Raoul Rigault appliquait ce sentiment anti-calotins et sa haine du monarchisme à la toponymie — il n’était pas le seul non plus.

En lisant les journaux du temps, Le Cri du peuple, par exemple, on trouve des « rue Lambert », « Faubourg Antoine »…

Je ne sais pas si Rigault fréquentait chez Glaser, la brasserie où se retrouvaient les journalistes républicains, à la fin de l’Empire, mais je suis sûre qu’il aurait donné « rue Séverin » comme adresse de cette brasserie.

Il appelait « rue du Tyran » la rue Royale, « rue des Calotins-Germain » la rue des Prêtres-Saint-Germain.

Il y avait aussi la « rue Le ».

Vous ne comprenez pas? C’est la rue Monsieur-le-Prince, bien sûr.

Il habitait rue Saint-Hyacinthe, qu’il nommait rue Hya, supprimant ensemble le saint et la cinthe.

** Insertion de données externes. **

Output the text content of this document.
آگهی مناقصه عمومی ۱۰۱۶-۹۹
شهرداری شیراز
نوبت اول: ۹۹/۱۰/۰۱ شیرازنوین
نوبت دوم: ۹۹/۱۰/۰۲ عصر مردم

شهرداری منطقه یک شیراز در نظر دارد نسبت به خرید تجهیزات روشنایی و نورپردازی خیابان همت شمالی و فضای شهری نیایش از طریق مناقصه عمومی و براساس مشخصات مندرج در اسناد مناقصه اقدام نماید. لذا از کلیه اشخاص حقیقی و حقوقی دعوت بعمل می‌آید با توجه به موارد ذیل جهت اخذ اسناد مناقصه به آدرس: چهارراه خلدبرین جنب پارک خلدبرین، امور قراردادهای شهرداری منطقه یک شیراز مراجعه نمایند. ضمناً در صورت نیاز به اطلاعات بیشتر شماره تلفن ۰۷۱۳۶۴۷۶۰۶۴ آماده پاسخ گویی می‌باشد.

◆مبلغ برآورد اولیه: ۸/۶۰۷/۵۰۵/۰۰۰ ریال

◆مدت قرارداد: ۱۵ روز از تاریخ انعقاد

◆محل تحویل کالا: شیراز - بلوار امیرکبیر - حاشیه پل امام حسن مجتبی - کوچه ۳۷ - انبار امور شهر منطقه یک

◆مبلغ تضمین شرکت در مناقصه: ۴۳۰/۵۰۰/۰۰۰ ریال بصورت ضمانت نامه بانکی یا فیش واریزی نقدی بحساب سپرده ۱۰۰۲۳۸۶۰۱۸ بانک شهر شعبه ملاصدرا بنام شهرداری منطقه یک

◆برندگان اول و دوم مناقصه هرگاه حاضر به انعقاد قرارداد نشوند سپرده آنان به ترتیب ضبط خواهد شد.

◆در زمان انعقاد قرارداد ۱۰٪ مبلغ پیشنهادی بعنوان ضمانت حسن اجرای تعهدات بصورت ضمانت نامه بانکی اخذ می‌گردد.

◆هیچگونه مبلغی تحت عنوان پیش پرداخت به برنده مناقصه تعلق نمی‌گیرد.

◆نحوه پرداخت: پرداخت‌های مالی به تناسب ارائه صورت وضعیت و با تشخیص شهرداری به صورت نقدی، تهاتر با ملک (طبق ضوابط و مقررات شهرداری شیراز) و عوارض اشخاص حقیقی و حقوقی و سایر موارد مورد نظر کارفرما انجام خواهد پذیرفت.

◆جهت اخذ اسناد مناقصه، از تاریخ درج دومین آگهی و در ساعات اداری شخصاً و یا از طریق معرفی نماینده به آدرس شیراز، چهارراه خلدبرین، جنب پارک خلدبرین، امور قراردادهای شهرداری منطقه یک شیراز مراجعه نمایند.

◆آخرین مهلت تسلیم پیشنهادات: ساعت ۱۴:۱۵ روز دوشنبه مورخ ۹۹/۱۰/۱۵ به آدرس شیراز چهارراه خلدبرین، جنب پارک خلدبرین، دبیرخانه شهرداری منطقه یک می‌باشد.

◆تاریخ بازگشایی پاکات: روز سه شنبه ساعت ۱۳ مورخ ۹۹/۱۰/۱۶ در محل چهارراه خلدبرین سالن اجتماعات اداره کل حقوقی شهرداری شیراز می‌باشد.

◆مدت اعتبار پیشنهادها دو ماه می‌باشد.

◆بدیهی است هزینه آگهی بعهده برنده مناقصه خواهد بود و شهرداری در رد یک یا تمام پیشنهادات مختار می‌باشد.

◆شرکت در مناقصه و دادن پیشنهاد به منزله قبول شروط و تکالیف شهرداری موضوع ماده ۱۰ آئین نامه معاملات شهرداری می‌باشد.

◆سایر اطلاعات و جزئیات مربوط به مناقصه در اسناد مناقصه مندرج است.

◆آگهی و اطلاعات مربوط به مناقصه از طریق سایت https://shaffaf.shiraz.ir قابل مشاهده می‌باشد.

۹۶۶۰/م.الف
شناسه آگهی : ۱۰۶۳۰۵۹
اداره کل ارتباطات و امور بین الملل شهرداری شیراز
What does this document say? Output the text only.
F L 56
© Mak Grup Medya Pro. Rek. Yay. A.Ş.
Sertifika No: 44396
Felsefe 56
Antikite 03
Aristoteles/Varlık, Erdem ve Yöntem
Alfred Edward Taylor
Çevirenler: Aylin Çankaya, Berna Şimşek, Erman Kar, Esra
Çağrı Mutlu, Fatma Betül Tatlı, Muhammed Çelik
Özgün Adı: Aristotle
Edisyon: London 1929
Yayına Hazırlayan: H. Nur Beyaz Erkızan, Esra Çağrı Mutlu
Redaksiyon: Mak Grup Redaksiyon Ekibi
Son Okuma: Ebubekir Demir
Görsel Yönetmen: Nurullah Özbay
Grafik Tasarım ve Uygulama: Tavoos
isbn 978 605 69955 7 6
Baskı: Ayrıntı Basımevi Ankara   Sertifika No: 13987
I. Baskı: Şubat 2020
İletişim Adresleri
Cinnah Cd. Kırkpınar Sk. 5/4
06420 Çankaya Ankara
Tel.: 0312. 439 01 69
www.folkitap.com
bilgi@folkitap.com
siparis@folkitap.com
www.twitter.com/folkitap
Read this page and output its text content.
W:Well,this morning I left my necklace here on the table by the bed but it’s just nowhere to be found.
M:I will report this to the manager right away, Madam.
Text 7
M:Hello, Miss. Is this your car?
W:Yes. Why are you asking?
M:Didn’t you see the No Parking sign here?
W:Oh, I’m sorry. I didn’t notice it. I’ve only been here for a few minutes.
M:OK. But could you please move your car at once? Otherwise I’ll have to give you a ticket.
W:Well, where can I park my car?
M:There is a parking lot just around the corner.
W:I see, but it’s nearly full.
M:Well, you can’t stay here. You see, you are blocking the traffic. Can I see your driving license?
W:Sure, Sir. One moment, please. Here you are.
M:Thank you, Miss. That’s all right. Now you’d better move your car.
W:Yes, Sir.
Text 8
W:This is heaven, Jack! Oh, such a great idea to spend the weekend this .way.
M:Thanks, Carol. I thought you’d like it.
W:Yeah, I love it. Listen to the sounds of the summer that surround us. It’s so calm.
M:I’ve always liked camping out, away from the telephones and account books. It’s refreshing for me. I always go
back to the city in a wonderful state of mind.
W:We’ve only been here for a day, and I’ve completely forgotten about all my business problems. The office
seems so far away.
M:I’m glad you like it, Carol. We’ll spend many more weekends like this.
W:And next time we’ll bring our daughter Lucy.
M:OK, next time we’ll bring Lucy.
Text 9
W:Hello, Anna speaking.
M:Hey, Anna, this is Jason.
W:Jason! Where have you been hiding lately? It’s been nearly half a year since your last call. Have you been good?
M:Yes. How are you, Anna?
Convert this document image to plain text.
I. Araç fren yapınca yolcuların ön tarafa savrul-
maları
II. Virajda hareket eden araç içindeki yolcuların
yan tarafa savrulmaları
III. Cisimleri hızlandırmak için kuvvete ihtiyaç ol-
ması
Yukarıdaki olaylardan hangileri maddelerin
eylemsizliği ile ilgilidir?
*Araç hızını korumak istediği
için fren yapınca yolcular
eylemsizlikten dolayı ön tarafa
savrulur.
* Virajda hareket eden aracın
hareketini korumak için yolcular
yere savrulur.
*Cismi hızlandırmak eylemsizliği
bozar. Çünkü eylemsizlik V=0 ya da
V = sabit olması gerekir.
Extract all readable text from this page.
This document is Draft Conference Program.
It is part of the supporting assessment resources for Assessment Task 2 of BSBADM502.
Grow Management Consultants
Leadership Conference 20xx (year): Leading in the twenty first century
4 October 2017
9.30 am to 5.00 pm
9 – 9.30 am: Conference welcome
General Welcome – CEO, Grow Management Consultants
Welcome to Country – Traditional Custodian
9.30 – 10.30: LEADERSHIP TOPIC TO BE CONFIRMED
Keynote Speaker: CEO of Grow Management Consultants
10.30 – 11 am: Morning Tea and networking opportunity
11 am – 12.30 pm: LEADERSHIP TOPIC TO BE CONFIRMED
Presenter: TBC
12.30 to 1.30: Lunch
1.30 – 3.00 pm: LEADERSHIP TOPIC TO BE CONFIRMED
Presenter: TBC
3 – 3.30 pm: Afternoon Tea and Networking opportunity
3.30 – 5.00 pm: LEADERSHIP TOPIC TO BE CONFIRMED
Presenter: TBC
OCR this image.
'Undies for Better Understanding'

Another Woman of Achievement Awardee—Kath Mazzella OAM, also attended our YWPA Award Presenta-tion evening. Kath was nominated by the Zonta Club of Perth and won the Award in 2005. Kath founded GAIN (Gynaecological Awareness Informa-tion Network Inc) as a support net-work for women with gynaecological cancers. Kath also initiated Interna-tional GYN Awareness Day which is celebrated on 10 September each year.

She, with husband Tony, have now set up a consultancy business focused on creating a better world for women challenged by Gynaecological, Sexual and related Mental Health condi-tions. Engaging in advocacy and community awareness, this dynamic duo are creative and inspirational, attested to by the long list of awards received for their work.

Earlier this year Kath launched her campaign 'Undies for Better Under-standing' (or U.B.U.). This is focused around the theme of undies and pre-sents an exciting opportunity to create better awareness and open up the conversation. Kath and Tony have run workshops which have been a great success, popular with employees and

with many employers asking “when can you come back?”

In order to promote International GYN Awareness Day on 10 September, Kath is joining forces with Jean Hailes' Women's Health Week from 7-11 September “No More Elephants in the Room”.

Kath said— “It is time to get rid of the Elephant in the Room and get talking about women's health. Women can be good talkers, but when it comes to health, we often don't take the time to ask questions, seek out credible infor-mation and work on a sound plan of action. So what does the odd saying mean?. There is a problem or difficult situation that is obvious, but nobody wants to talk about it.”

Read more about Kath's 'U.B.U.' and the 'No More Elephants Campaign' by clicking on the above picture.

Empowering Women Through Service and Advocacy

Connaissez-vous la rue Hya?

C’est dans le premier, non loin de la rue Roch et du marché Honoré. Rive droite, donc, ce qui fait que, pour venir de la rive gauche, il fallait traverser la Seine, ce que Rigault faisait par le pont des Toujours.

Non, il n’y avait pas de pont Saint-Toujours à Paris, mais un pont que les guides de Paris et les catholiques appelaient pont des Saints-Pères (= semper = toujours — on peut être anticlérical et connaître le latin) et que nous appelons le pont du Carrousel.

On dit même que c’est Raoul Rigault qui a inventé l’expression « Boul’Mich ».

Il a été tué tout près, rue Gay-Lussac, il n’avait que vingt-quatre ans.